MicroSync is only able to work because it was specifically designed to work with MicroPad (and MicroPad with it).

I still completely support you wanting to use another service, and you can trivially save all of your notepads to a folder with Ctrl+Shift+S (or Cmd+Shift+S on Mac) and then open (Ctrl+O/Cmd+O) that ZIP in MicroPad to do so. This is how I used to use MicroPad before MicroSync existed and it worked fairly well.

If you have any ideas on how it could be made easier to share notebooks outside of MicroSync I'd be keen to hear them but I don't see any easy way to just expose a directory because MicroPad doesn't actually ever have some directory filled with notebooks.

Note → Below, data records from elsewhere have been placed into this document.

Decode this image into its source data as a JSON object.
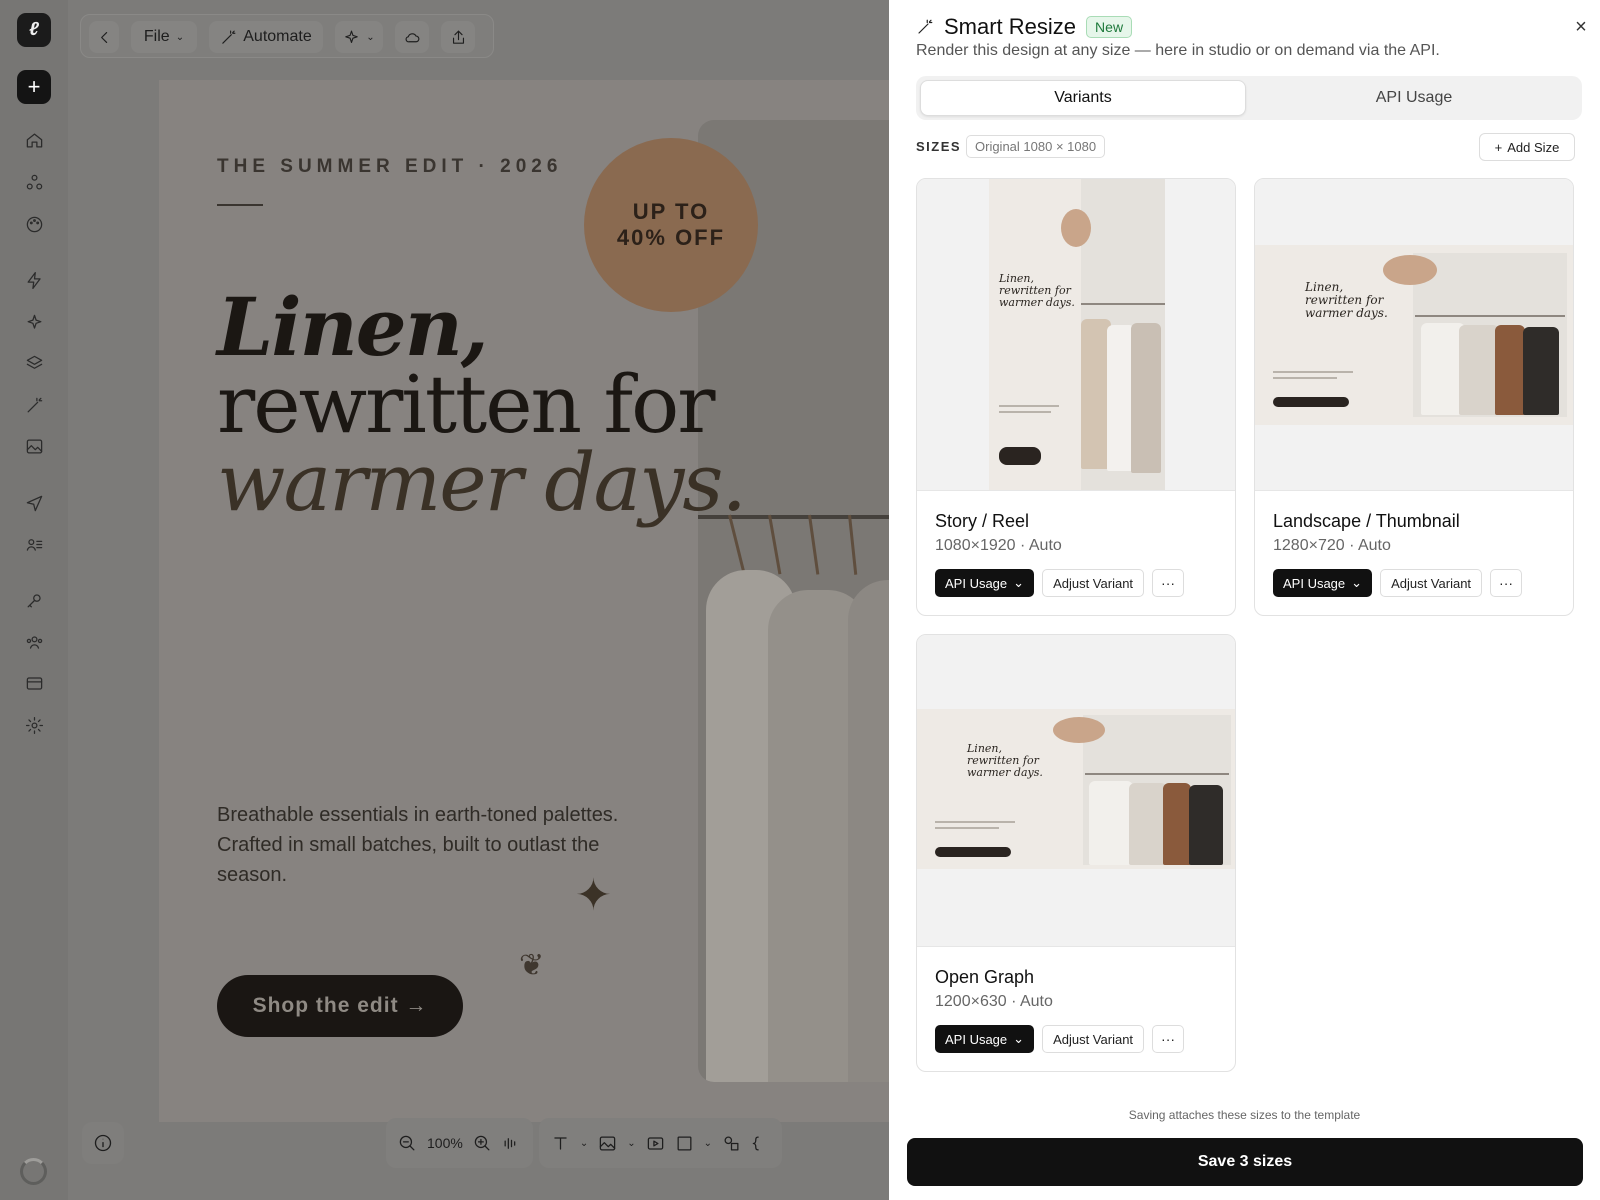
{
  "toolbar": {
    "file_label": "File",
    "automate_label": "Automate"
  },
  "design": {
    "kicker": "THE SUMMER EDIT · 2026",
    "badge_line1": "UP TO",
    "badge_line2": "40% OFF",
    "headline_line1": "Linen,",
    "headline_line2": "rewritten for",
    "headline_line3": "warmer days.",
    "body": "Breathable essentials in earth-toned palettes. Crafted in small batches, built to outlast the season.",
    "cta": "Shop the edit →"
  },
  "bottom_toolbar": {
    "zoom": "100%"
  },
  "drawer": {
    "title": "Smart Resize",
    "new_badge": "New",
    "subtitle": "Render this design at any size — here in studio or on demand via the API.",
    "tabs": [
      {
        "label": "Variants",
        "active": true
      },
      {
        "label": "API Usage",
        "active": false
      }
    ],
    "sizes_label": "SIZES",
    "original_chip": "Original 1080 × 1080",
    "add_size_label": "Add Size",
    "thumb_headline_1": "Linen,",
    "thumb_headline_2": "rewritten for",
    "thumb_headline_3": "warmer days.",
    "cards": [
      {
        "name": "Story / Reel",
        "dims": "1080×1920 · Auto",
        "api_label": "API Usage",
        "adjust_label": "Adjust Variant",
        "more": "···"
      },
      {
        "name": "Landscape / Thumbnail",
        "dims": "1280×720 · Auto",
        "api_label": "API Usage",
        "adjust_label": "Adjust Variant",
        "more": "···"
      },
      {
        "name": "Open Graph",
        "dims": "1200×630 · Auto",
        "api_label": "API Usage",
        "adjust_label": "Adjust Variant",
        "more": "···"
      }
    ],
    "save_note": "Saving attaches these sizes to the template",
    "save_button": "Save 3 sizes",
    "close_glyph": "×"
  },
  "colors": {
    "accent_badge": "#c9a58a",
    "new_badge_text": "#1f7a3c",
    "primary_button": "#111111"
  }
}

martinkoutecky commented 3 years ago

@NickGeek thanks for the great response! I gathered so much from your initial response. Probably there is something obvious that eludes me -- why couldn't I sync the internal custom JSON format with the asset stores etc.? Basically I thought about just syncing the .micropad directory but probably this would break because of something in electron (two instances of the app running off of one .micropad dir). Is it difficult to expose the data in the custom format?

Or even what would help me is some autosave option - say that I'm OK with MicroPad autosaving to NBX every 5 minutes. I have been warned. Would that be possible?

Thanks for this interesting tool!

NickGeek commented 3 years ago

@martinkoutecky Because you'd need to know which assets to sync each time. Syncing the directory itself might work but yeah I can't guarantee it does because it's not meant to be.

Autosave is doable although MicroPad would need some form of setting panel added to it to support that alongside integration with native OS FS APIs. It's doable but a non-small chunk of work. If someone wants to pick it up and work on it I can help, but it's not just something that could be done in an hour or so.

I hope you still find the tool useful. Ctrl+S and Ctrl+O to a shared directory is still a surprisingly effective strategy that's worked for a long time and I think a lot of people overlook it when that's the whole reason MicroPad supports it.

martinkoutecky commented 3 years ago

@NickGeek bottom-line for me is, maybe I'll give Ctrl-S, Ctrl-O a try.

I'm still wondering - when you say "you'd need to know which assets to sync each time" - are you saying that there are assets whose timestamp or hash changes BUT they don't need to be synced? Otherwise I'd say that any half-decent sync app (like syncthing) only ever synchronizes changes. So basically if the internal format only changes when I change something in micropad (this seems obvious?) AND if there is some proportionality of change (e.g. if I fix a typo, only few files change and only a little), then everything should work without passing any domain-specific info to the sync app.

I won't be able to dedicate any work to this unfortunately - when it comes to this i'm just a user - but maybe a further clarification regarding what I wrote about may be helpful to someone else some time in the future. Anyway, thanks for your work.

NickGeek commented 3 years ago

@martinkoutecky The issue is that MicroPad would still need to write the asset files to disk on every sync to let your sync service determine whether or not to sync it. With MicroSync there's a hand-shake like process where the client and the server negotiate the missing assets to figure it out before anything needs to get loaded into memory/written to disk (as opposed to before something gets sent over a network).

martinkoutecky commented 3 years ago

@NickGeek I see, OK, makes sense, thanks for the explanation.